Researchers from CMU, Princeton, Together AI, and Cartesia AI published Mamba-3, a state-space model architecture that matches transformer performance while running inference 7x faster. Presented at ICLR 2026 and detailed on the Together AI blog, the architecture introduces three core improvements that close the quality gap with transformers while maintaining the efficiency advantages of state-space models.
What Happened
Mamba-3 builds on the earlier Mamba and Mamba-2 architectures with three technical advances. First, exponential-trapezoidal discretization improves how the model converts continuous dynamics into discrete steps, resulting in better sequence modeling accuracy. Second, complex-valued state updates allow the model to represent richer patterns in data using complex numbers rather than real-valued states alone. Third, a MIMO (multiple-input, multiple-output) formulation enables the model to process and generate multiple signal streams simultaneously.
At the 1.5 billion parameter scale, Mamba-3 outperforms its predecessor Mamba-2 and matches Meta's Llama-3.2-1B across standard language benchmarks. The speed difference is dramatic: Mamba-3 SISO completes a benchmark sequence (n=16,384) in 140.61 seconds compared to 976.50 seconds for Llama-3.2-1B. That 7x speedup comes from the fundamental architectural difference between state-space models and transformers. Transformers scale quadratically with sequence length, while SSMs scale linearly.
The full implementation is available on GitHub under the state-spaces organization, continuing the open-source tradition of the Mamba project.
Why It Matters
Transformers have dominated AI model architecture since 2017, but their quadratic scaling with sequence length creates real cost and latency problems as context windows grow longer. Every doubling of context length quadruples the compute required. State-space models like Mamba-3 avoid this entirely, scaling linearly instead.
Until now, the tradeoff was clear: SSMs were faster but less capable. Mamba-3 narrows that gap to the point where the performance difference may no longer justify the cost difference for many applications. For creative AI workflows that process long documents, extended conversations, or multi-step generation pipelines, 7x faster inference translates directly into lower costs and shorter wait times.

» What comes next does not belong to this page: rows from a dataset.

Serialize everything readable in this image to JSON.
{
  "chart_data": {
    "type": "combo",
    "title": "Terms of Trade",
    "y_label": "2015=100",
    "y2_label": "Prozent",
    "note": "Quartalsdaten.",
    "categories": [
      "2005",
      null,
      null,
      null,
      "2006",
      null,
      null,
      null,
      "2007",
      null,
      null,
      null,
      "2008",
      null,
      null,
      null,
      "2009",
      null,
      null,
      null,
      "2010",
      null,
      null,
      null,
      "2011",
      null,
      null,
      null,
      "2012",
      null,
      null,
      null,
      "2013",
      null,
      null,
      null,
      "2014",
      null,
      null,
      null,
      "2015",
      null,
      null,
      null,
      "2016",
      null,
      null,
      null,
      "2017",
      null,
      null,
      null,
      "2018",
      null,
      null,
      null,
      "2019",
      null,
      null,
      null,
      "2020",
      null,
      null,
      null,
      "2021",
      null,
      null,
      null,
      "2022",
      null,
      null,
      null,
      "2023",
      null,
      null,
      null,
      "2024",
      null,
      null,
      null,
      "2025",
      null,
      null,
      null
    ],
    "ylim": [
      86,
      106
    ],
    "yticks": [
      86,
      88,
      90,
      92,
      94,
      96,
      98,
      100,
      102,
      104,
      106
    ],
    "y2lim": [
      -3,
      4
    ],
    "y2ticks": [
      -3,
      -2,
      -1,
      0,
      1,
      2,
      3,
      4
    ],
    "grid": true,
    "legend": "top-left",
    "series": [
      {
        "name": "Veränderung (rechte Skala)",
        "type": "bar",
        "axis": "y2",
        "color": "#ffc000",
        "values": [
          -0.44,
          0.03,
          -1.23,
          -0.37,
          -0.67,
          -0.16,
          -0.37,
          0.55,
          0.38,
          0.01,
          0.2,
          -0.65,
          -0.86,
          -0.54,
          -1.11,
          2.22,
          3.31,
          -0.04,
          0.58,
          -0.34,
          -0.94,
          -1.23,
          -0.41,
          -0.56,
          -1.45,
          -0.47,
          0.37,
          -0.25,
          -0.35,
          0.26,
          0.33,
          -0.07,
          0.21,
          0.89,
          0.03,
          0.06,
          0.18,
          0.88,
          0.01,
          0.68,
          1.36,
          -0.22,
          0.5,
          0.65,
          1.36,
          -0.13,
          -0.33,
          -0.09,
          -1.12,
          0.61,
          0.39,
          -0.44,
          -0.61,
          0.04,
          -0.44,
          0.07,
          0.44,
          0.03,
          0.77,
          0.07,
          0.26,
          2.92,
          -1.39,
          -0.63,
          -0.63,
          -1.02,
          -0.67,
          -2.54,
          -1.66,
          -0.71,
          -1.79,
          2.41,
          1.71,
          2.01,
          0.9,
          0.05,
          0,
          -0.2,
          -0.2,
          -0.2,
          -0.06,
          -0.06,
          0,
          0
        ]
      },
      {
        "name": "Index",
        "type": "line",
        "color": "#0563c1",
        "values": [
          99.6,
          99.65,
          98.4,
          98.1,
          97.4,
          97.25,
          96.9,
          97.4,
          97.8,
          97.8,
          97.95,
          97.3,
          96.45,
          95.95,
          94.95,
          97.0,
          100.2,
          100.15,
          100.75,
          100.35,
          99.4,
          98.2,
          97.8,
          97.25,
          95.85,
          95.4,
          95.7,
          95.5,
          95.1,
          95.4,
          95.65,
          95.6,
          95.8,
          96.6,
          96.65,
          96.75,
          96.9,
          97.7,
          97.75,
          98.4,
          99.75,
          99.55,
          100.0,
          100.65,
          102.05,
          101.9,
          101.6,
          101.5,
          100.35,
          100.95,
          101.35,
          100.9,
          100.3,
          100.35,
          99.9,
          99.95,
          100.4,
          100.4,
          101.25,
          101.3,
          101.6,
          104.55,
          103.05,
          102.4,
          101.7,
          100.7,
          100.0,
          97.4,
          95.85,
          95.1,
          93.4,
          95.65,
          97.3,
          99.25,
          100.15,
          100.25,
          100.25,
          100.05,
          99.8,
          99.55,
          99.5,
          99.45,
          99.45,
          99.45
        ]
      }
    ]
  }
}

This is part of a broader wave of open-source AI innovation in March 2026 that is expanding the options available beyond the dominant transformer paradigm. If SSMs continue closing the quality gap, the economic pressure on transformer-based services could accelerate adoption of hybrid or pure SSM architectures.
Key Details
- Architecture: State-space model with exponential-trapezoidal discretization, complex-valued states, MIMO formulation
- Scale tested: 1.5 billion parameters
- Speed: 140.61s vs 976.50s for Llama-3.2-1B (7x faster at n=16,384)
- Quality: Matches Llama-3.2-1B, outperforms Mamba-2
- License: Open source on GitHub
- Published: ICLR 2026, arXiv March 16
What to Do Next
If you work with long-context applications or high-volume inference pipelines, clone the Mamba-3 repository and benchmark it against your current transformer setup on your specific workload. The 7x speed advantage is measured on a specific benchmark configuration, so your results will vary depending on sequence length and task type. For teams spending heavily on inference compute, even a partial speedup at comparable quality could meaningfully reduce costs.